Sakura dan Lili segera keluar dengan hati-hati, jangan sampai Viola atau Papanya mengetahuinya.
Sakura dan Lili sudah berada di depan kamar Mama mereka. Tangan gemetar Lili menekan bel cukup lama karena tidak ada respon juga dari dalam kamar.
"Mungkin Mama sedang pergi, Kak."
"Mungkin juga, nanti kita coba ke sini lagi."
Baru juga Sakura dan Lili balik badan untuk pergi dari sana, tiba-tiba saja pintu kamar terbuka. Otomatis Lili dan Sakura balik badan lagi dan mereka menemukan sesosok yang sangat dirindukan.
"Kak Lili, Dek Sakura."
"Mama!." Mereka berlari ke arah Melati dan langsung menubrukkan badan mereka ke Melati. Mereka berpelukan sangat erat. Momen yang yang sudah sangat mereka nantikan.
"Mama sangat merindukan kalian."
"Aku juga sangat merindukan, Mama." Sakura dan Lili menangis bahagia. Mereka juga sangat merindukan Melati.

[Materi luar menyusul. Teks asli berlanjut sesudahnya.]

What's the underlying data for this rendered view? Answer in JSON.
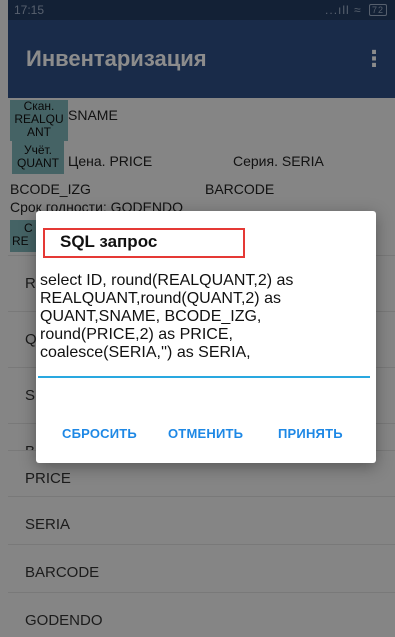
{
  "status_bar": {
    "time": "17:15",
    "signal": "...ıll",
    "wifi": "≈",
    "battery": "72"
  },
  "app_bar": {
    "title": "Инвентаризация",
    "menu_icon": "⋮"
  },
  "background": {
    "chip_scan_l1": "Скан.",
    "chip_scan_l2": "REALQU",
    "chip_scan_l3": "ANT",
    "sname": "SNAME",
    "chip_account_l1": "Учёт.",
    "chip_account_l2": "QUANT",
    "price": "Цена. PRICE",
    "seria": "Серия. SERIA",
    "bcode": "BCODE_IZG",
    "barcode": "BARCODE",
    "expiry": "Срок годности: GODENDO",
    "chip_c": "С",
    "chip_re": "RE"
  },
  "list_items": [
    {
      "label": "R"
    },
    {
      "label": "Q"
    },
    {
      "label": "S"
    },
    {
      "label": "B"
    },
    {
      "label": "PRICE"
    },
    {
      "label": "SERIA"
    },
    {
      "label": "BARCODE"
    },
    {
      "label": "GODENDO"
    }
  ],
  "dialog": {
    "title": "SQL запрос",
    "query": "select ID, round(REALQUANT,2) as REALQUANT,round(QUANT,2) as QUANT,SNAME, BCODE_IZG, round(PRICE,2) as PRICE, coalesce(SERIA,'') as SERIA,",
    "reset_label": "СБРОСИТЬ",
    "cancel_label": "ОТМЕНИТЬ",
    "accept_label": "ПРИНЯТЬ"
  },
  "colors": {
    "app_bar": "#2f4f86",
    "status_bar": "#243d63",
    "chip": "#7fb4b8",
    "accent": "#1e88e5",
    "highlight": "#e53935"
  }
}
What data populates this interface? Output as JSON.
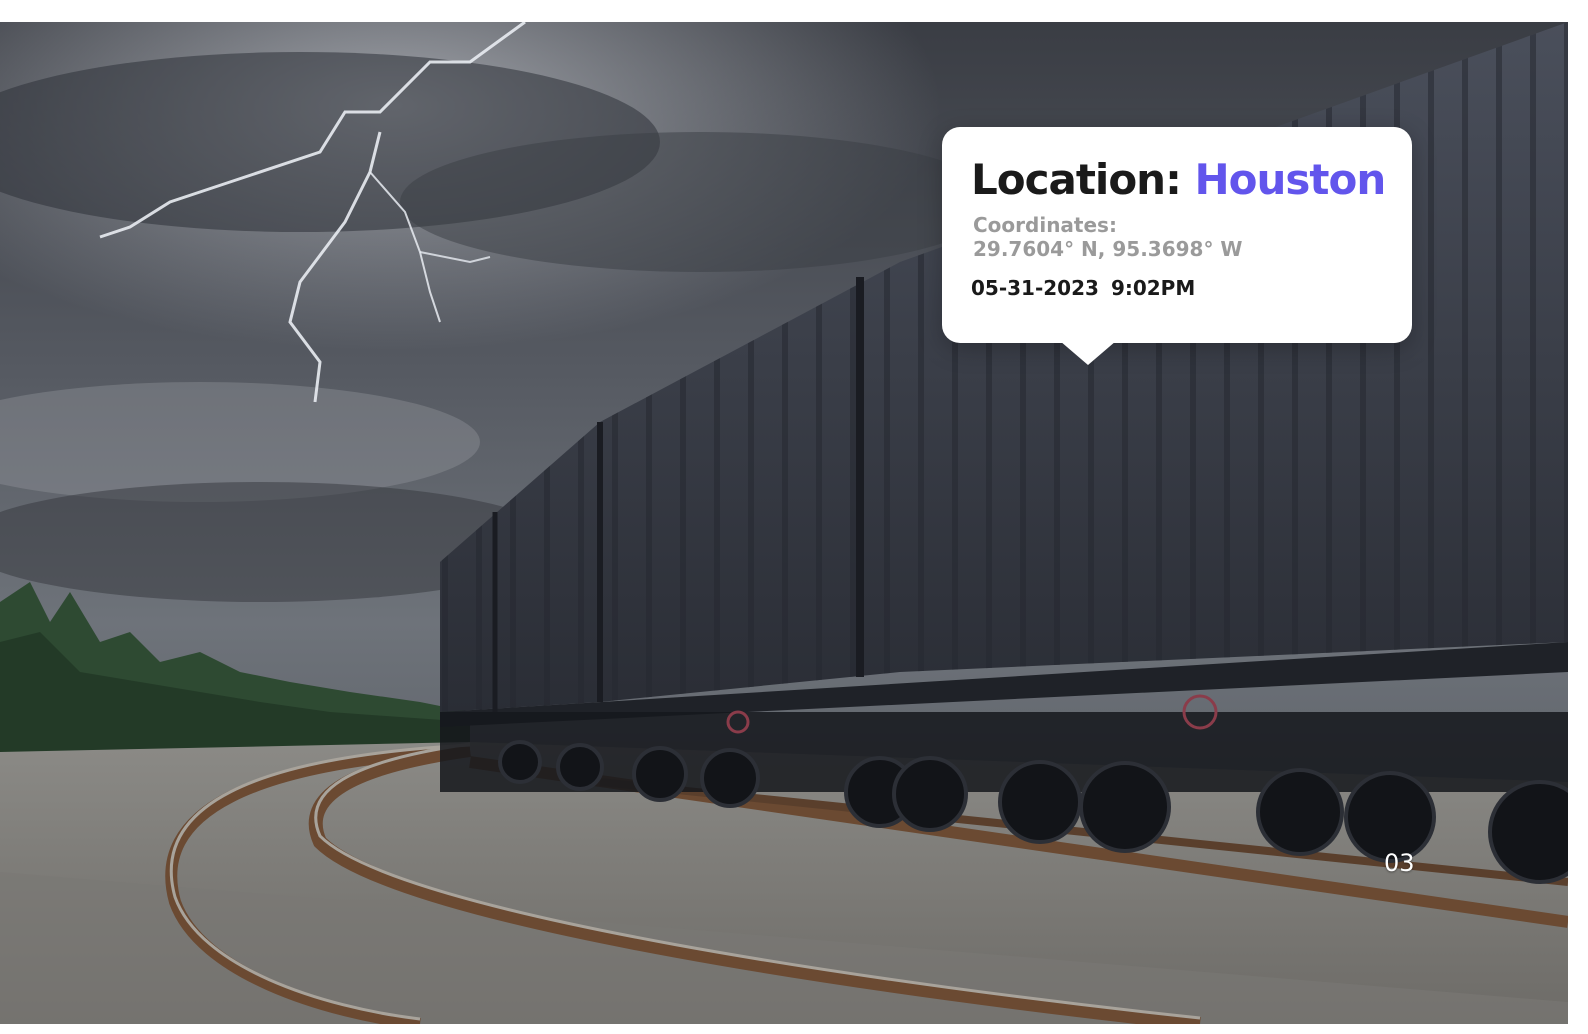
{
  "popup": {
    "title_prefix": "Location:",
    "city": "Houston",
    "coordinates_label": "Coordinates:",
    "coordinates_value": "29.7604° N, 95.3698° W",
    "date": "05-31-2023",
    "time": "9:02PM"
  },
  "page_number": "03",
  "colors": {
    "accent": "#6255ec",
    "title": "#1a1a1a",
    "muted": "#9a9a9a"
  }
}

Lalu kemudian Melati membawa kedua anaknya masuk dan mereka bicara di dalam. Melati kalah cepat sehingga Lili dan Sakura yang sudah menciumi wajahnya terlebih dahulu.
"Terima kasih sudah memakai hijab terus," barulah sekarang kesempatan Melati mencium wajah Lili lalu Sakura.
"Iya, karena aku sayang Mama dan Papa."
Sakura dan Lili memeluk Melati lagi.
Ponsel Lili bergetar, mereka pun melepas pelukan.
"Papa," Lili menatap layar ponselnya.